Let's call them Sidwell Liberals, after the famous Washington, D.C., school where President and Mrs. Obama send their daughters. Despite this personal experience, Mr. Obama signed into law a provision passed by Congress that shuts down Washington D.C.'s voucher program, depriving 1,700 disadvantaged kids of the chance to escape failing public schools through the use of scholarships that let them attend private schools. Two of them attend Sidwell Friends School with the Obama girls.

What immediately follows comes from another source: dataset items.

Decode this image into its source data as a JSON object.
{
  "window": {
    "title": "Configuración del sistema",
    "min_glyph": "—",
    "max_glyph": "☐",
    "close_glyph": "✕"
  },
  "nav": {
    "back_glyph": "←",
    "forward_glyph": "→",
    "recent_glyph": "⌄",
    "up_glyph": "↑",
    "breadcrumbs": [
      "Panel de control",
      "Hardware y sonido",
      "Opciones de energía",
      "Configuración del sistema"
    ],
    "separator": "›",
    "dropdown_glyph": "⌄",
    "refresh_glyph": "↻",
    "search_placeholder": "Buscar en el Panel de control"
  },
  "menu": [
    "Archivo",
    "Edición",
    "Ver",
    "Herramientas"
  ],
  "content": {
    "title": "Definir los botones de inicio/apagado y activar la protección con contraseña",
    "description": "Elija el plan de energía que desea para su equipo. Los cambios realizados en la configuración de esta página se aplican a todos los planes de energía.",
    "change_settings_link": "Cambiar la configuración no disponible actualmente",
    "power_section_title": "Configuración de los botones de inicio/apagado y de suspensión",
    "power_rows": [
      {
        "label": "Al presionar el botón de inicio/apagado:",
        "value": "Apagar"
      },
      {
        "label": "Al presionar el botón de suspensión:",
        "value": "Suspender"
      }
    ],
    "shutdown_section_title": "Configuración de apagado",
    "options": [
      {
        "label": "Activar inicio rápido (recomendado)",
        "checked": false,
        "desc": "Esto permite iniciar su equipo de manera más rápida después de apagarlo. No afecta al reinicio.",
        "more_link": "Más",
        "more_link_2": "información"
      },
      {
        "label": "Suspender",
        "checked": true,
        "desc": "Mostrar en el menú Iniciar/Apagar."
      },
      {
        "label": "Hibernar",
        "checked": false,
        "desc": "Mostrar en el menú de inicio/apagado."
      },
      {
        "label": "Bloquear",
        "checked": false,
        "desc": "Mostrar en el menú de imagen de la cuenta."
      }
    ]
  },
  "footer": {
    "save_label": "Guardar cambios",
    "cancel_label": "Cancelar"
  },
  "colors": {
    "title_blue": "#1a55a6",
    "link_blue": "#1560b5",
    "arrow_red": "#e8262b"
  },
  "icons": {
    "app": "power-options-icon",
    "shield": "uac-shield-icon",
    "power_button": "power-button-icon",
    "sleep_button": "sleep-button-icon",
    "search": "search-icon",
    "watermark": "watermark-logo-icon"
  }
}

Mr. Obama's Education Secretary, Arne Duncan, professes to support the D.C. choice program but his actions speak louder than words. He has taken back 200 scholarship offers that had already been made to local parents for the next school year. A bipartisan group including Connecticut Independent Joe Lieberman, California Democrat Dianne Feinstein and Nevada Republican John Ensign recently introduced a bill that would extend the Opportunity Scholarship Program for another five years. "It's not a liberal program or a conservative program," Mr. Lieberman said, "It's a program that puts children first."
Mr. Duncan himself knows the value of choice. He told Science magazine that he thought carefully where to send his daughter to school in the D.C. area when he moved from Chicago to join the Obama cabinet. He explained his decision to live in Virginia thusly: "My family has given up so much so that I could have the opportunity to serve; I didn't want to try to save the country's children and our educational system and jeopardize my own children's education." Would that the parents of the Washington D.C. children who will be thrown out of their current schools had that same option of relocating in upper-income Arlington and enjoying its relatively good public schools.
Many of the Members of Congress who voted to kill the D.C. scholarship program have made choices their own constituents would love to have but can't. A Heritage Foundation study found that 38% of Members of Congress send their children to private school, a rate about four times higher than the national average.